Washington, D.C.'s mandatory hike in the minimum wage for workers who make tips was presented by progressive advocates as a humanitarian move.
Such hikes in the mandatory minimum wage may be dear to the hearts of progressives, who often seem oblivious to the actual consequences, but D.C.'s tipped workers revolted.
They said that–thank you very much–they could do better and that their jobs were safer without the "help" from progressive activists. Thus on October 2, the City Council voted 8 -5 in favor of repeal of Initiative 77, a ballot measure that made $15 the mandatory minimum wage for tipped workers.
It was largely because the workers affected opposed the $15 minimum. How's that? As an editorial in today's Wall Street Journal notes, tipped workers gave the City Council an education in economics:
Before the measure passed in June, many restaurant workers wore buttons asking patrons to “save our tips” and “vote no on 77.” When Washingtonians passed the measure anyway, the workers pushed for repeal. Though restaurants pay a $3.89 hourly wage to tipped workers, “we choose these jobs because we make far more than the standard minimum wage” from tips, bartender Valerie Graham told the City Council.

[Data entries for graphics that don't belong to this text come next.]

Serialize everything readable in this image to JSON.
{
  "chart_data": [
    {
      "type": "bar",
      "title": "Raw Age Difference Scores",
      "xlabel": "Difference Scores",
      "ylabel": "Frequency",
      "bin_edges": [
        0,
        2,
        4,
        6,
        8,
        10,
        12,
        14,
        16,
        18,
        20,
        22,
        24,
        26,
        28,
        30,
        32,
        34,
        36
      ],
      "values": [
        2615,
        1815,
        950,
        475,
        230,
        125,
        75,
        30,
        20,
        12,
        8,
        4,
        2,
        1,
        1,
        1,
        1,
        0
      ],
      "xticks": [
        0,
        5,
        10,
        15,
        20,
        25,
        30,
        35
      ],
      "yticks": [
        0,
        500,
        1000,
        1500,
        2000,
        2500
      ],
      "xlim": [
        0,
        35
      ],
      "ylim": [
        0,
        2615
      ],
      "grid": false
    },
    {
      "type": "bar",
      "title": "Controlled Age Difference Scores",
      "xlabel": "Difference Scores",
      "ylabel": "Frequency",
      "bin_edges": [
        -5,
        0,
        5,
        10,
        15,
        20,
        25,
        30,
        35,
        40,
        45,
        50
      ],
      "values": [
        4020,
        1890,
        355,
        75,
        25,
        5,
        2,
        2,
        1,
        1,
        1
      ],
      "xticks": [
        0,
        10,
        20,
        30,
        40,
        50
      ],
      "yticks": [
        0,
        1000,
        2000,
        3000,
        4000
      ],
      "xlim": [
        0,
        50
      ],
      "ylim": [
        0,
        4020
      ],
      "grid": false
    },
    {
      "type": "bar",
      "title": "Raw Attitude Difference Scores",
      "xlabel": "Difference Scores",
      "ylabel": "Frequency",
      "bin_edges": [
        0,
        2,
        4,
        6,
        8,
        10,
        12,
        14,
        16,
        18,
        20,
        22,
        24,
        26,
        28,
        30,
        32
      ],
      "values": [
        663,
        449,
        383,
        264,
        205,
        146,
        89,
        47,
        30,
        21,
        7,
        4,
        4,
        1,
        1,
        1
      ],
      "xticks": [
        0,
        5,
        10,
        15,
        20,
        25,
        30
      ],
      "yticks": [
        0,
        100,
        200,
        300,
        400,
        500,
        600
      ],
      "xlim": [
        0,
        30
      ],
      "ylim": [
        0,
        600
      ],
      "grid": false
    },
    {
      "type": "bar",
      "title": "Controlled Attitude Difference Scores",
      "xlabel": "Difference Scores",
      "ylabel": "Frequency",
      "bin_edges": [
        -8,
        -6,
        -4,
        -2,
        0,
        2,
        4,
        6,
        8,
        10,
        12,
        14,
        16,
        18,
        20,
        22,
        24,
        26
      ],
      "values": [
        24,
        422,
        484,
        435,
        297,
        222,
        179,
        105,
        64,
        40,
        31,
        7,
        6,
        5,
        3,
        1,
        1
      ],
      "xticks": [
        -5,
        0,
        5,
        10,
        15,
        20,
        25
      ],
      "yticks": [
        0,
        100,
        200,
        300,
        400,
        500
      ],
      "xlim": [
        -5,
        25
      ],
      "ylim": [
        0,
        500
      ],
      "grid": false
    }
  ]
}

Labor costs typically account for about 40% of a D.C. restaurant’s overall expenses. The Restaurant Association Metropolitan Washington estimates that raising the minimum wage to $15 for tipped workers would cost $600 million a year. Restaurants operate on a thin profit margin, as workers know.
“Increasing the base wage for tipped workers who already make well above minimum wage threatens those who do not make tips,” such as cooks, dishwashers and table bussers, Rose’s Luxury bartender Chelsea Silber told the City Council. Bartender Faith Alice Sleeper explained that “our support staff will lose their jobs first, many of whom are immigrants.”
Allison Kays, a general manager at Justin’s Cafe, said that as payroll expenses rose by more than $100,000 a year, the restaurant would likely save money by buying from “big box national suppliers” instead of local farms.
I regard the tip as the last bastion of rewarding merit: the quality of the work is what matters.
But the progressives weren't satisfied with harming the economics of the restaurants and tipped workers. The initiative also included sexual harassment training, including the establishment of a tip line.
Now, we are appalled at sexual harassment, but this is what the Journal calls "gesture politics." It would also cost the city $2.6 million over four years.
The repeal requires a second vote.
Who will win–progressive activists or the people actually affected?